The ultimate Judge, of course, is the Lord Jesus Christ. Many people have a very hard time reconciling the picture of Jesus the Savior with the picture of Jesus the Judge. But the Bible teaches that you can’t have one without the other.
The best Old Testament illustration of Jesus as Savior/Judge is the rescue of Israel from bondage in Egypt. When God judged the chariots of Pharaoh in the waters of the Red Sea, his purpose was to save Israel. Here is how Psalm 76 describes their deliverance:
At your rebuke, O God of Jacob, both horse and chariot lie still.
You alone are to be feared.
Who can stand before you when you are angry?
From heaven you pronounced judgment,
and the land feared and was quiet—
when you, O God, rose up to judge, to save all the afflicted of the land.
“To judge, to save.”
There was no deliverance from death at the hands of Egypt without the waters of the Red Sea.
“To judge, to save.“
In the very same way, there is no deliverance from the wages of sin without the blood of Jesus Christ.

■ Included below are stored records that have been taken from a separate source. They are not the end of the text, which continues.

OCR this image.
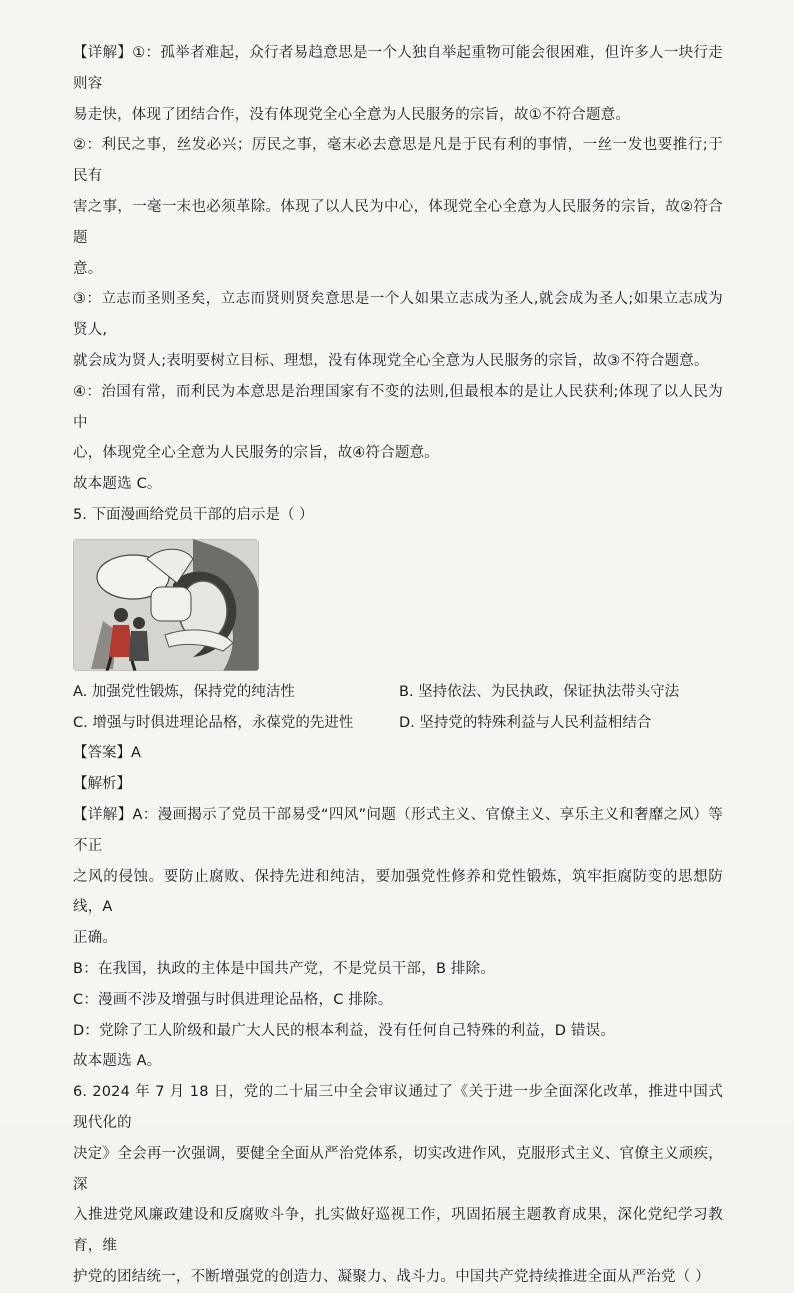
【详解】①：孤举者难起，众行者易趋意思是一个人独自举起重物可能会很困难，但许多人一块行走则容

易走快，体现了团结合作，没有体现党全心全意为人民服务的宗旨，故①不符合题意。

②：利民之事，丝发必兴；厉民之事，毫末必去意思是凡是于民有利的事情，一丝一发也要推行;于民有

害之事，一毫一末也必须革除。体现了以人民为中心，体现党全心全意为人民服务的宗旨，故②符合题

意。

③：立志而圣则圣矣，立志而贤则贤矣意思是一个人如果立志成为圣人,就会成为圣人;如果立志成为贤人,

就会成为贤人;表明要树立目标、理想，没有体现党全心全意为人民服务的宗旨，故③不符合题意。

④：治国有常，而利民为本意思是治理国家有不变的法则,但最根本的是让人民获利;体现了以人民为中

心，体现党全心全意为人民服务的宗旨，故④符合题意。

故本题选 C。

5. 下面漫画给党员干部的启示是（ ）

A. 加强党性锻炼，保持党的纯洁性	B. 坚持依法、为民执政，保证执法带头守法
C. 增强与时俱进理论品格，永葆党的先进性	D. 坚持党的特殊利益与人民利益相结合

【答案】A

【解析】

【详解】A：漫画揭示了党员干部易受“四风”问题（形式主义、官僚主义、享乐主义和奢靡之风）等不正

之风的侵蚀。要防止腐败、保持先进和纯洁，要加强党性修养和党性锻炼，筑牢拒腐防变的思想防线，A

正确。

B：在我国，执政的主体是中国共产党，不是党员干部，B 排除。

C：漫画不涉及增强与时俱进理论品格，C 排除。

D：党除了工人阶级和最广大人民的根本利益，没有任何自己特殊的利益，D 错误。

故本题选 A。

6. 2024 年 7 月 18 日，党的二十届三中全会审议通过了《关于进一步全面深化改革，推进中国式现代化的

决定》全会再一次强调，要健全全面从严治党体系，切实改进作风，克服形式主义、官僚主义顽疾，深

入推进党风廉政建设和反腐败斗争，扎实做好巡视工作，巩固拓展主题教育成果，深化党纪学习教育，维

护党的团结统一，不断增强党的创造力、凝聚力、战斗力。中国共产党持续推进全面从严治党（ ）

There is no such person as Savior Jesus without Judge Jesus. The best New Testament illustration of this paradox is seen here:
So also the chief priests with the scribes mocked him to one another, saying, "He saved others; he cannot save himself.” (Mark 15:31)
“He cannot save himself.” How right they were. The only way for him to save others was to judge himself.